S.T.A.L.K.E.R.: Shadow of Chernobyl review
Stalker: Shadow of Chernobyl Review - youtube.com
This game is quite highly rated, it is also somewhat suspiciously rated. The ratings given vary widely, there is good reason for this.
It is irredeemably awful.
A little history, I have no idea of this game’s history, I don’t really care if it comes from a previous successful and good game, I don’t particularly care if it comes from a protracted period of development hell, the game must stand on its own without history, and the game falls flat on its stupid face. It features an absolutely dreadful tutorial which tells you almost nothing useful that wasn’t already intuitive. I don’t really need an explanation of how a map works, or how the obvious buttons do the obvious things, what I really wanted to know is what I press to get the PDA to pop up on screen, what the hot keys turn out to be to get it to go to each section with a key press. Some other useful information should have also been provided, for example that the game has an inventory system. That’s right, it forgets to mention that the game has a system for managing what you carry. They may have glossed over it because it’s rather poor, it looks and handles like poo, and is an unpleasant throwback to amateuristic 1990s RPGs. I should probably mention now that this game isn’t really an RPG, nor is it an FPS, it combines both in new-found and awkward ways.

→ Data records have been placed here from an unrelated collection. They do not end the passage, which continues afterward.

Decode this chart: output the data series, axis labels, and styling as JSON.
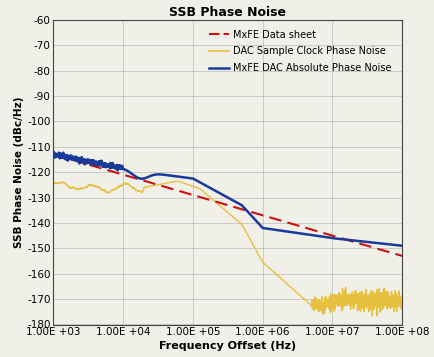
{
  "title": "SSB Phase Noise",
  "xlabel": "Frequency Offset (Hz)",
  "ylabel": "SSB Phase Noise (dBc/Hz)",
  "xlim": [
    1000,
    100000000
  ],
  "ylim": [
    -180,
    -60
  ],
  "yticks": [
    -180,
    -170,
    -160,
    -150,
    -140,
    -130,
    -120,
    -110,
    -100,
    -90,
    -80,
    -70,
    -60
  ],
  "xtick_labels": [
    "1.00E +03",
    "1.00E +04",
    "1.00E +05",
    "1.00E +06",
    "1.00E +07",
    "1.00E +08"
  ],
  "legend": [
    {
      "label": "MxFE Data sheet",
      "color": "#cc1111",
      "linestyle": "dashed",
      "linewidth": 1.5
    },
    {
      "label": "DAC Sample Clock Phase Noise",
      "color": "#e8c040",
      "linestyle": "solid",
      "linewidth": 1.0
    },
    {
      "label": "MxFE DAC Absolute Phase Noise",
      "color": "#1a3a9a",
      "linestyle": "solid",
      "linewidth": 1.8
    }
  ],
  "bg_color": "#f0f0e8",
  "grid_color": "#999999",
  "title_fontsize": 9,
  "label_fontsize": 8,
  "tick_fontsize": 7.5
}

The secret inventory screen
For example, I suspect that at some point in its development, it was decided that while this game would have a single-player mode, it would be mostly designed as a multi-player experience, then it was decided after a lot of groundwork was completed that the multi-player sucked and single-player was the way to go. Never before in a game have I been talking to someone only for them to notice a dog three hundred miles away and stop mid-conversation to go and stand in the corner of a building facing in the general direction of it. This is not good. I’m playing single player, can we just pause it, and don’t give me any crap about realism. The behaviour it actually does isn’t exactly realistic is it? Oh and the mid-conversational bit you were trying to read (yes read, most conversations aren’t voiced), that’s lost forever of course.
Anyway, the game.
It’s set in a world where there was another Chernobyl disaster, you are the “Marked One”, so called because you have a tattoo, which must therefore be an incredibly rare thing for Stalkers to have. Actually you have the acronym S.T.A.L.K.E.R. tattooed on your arm, this is pretty stupid as this is his occupation. You don’t often find people with their occupations tattooed to their forearm, anyway, after clicking new game we get treated to a pretty cool opening movie where almost nothing is explained, but that’s okay because you’re supposed to be an unknown element, presumably all the story I missed by quitting and exiting in disgust is the Marked One’s journey of self-discovery where they discover they grew up in an agrarian paradise with no radiation or something. So you get rescued from a crashed truck by a bloke who knows a guy who can get money for dead people. After the guy vigorously eats chicken leg he asks you to work for him since you “owe him”. After a brief tutorial mentioned above and a conversation where he moves his lips for the first half of the voiced conversation, you emerge into the world after wondering whether or not you are supposed to notice that the mission in your PDA is Kill Strelok when the opening movie’s had Kill The Strelok and if that’ll be a huge ‘surprise’ plot point later in the game.
After the guy vigorously eats chicken leg
You’re now in the land of 1990’s graphics where the poly-count of the other actors in the game are low enough that you wonder why the dog-mutant thing has trapezoidal legs. Almost immediately you notice the lag in movement and controls so you go back to the graphics menu to wonder if it’s the graphics settings being too high despite the age of the game. Holy crap it is! The game is intensely inefficient graphically and should work better than this at full settings with much crappier hardware. Especially since the graphics are so bad. This is not a pretty game at all, and looks dreadful even comparing it to much older games. Not to mention that artistically it’s very bland too with the boring browns of modern shooters. You’re given a bunch of tasks where you must travel at broken neck speeds around the allegedly open-plan world (that’s no fast travel, you go everywhere on foot, and with the added bonus that lots of the areas require loading and going through a single narrow point you can’t go around).
Stalker’s open(ish) world
Then you die. A lot. The weapons are pathetic and it feels like you’re shooting people with a squirt gun for all the death-dealing they do. Oh except when people shoot at you. Then they’re in possession of … well, guns. Yes, another game has tried replacing game-play with difficulty. It’s really hard, yes, even on easy. Well done. Except that no-one will be able to play it without modification. And it still isn’t good.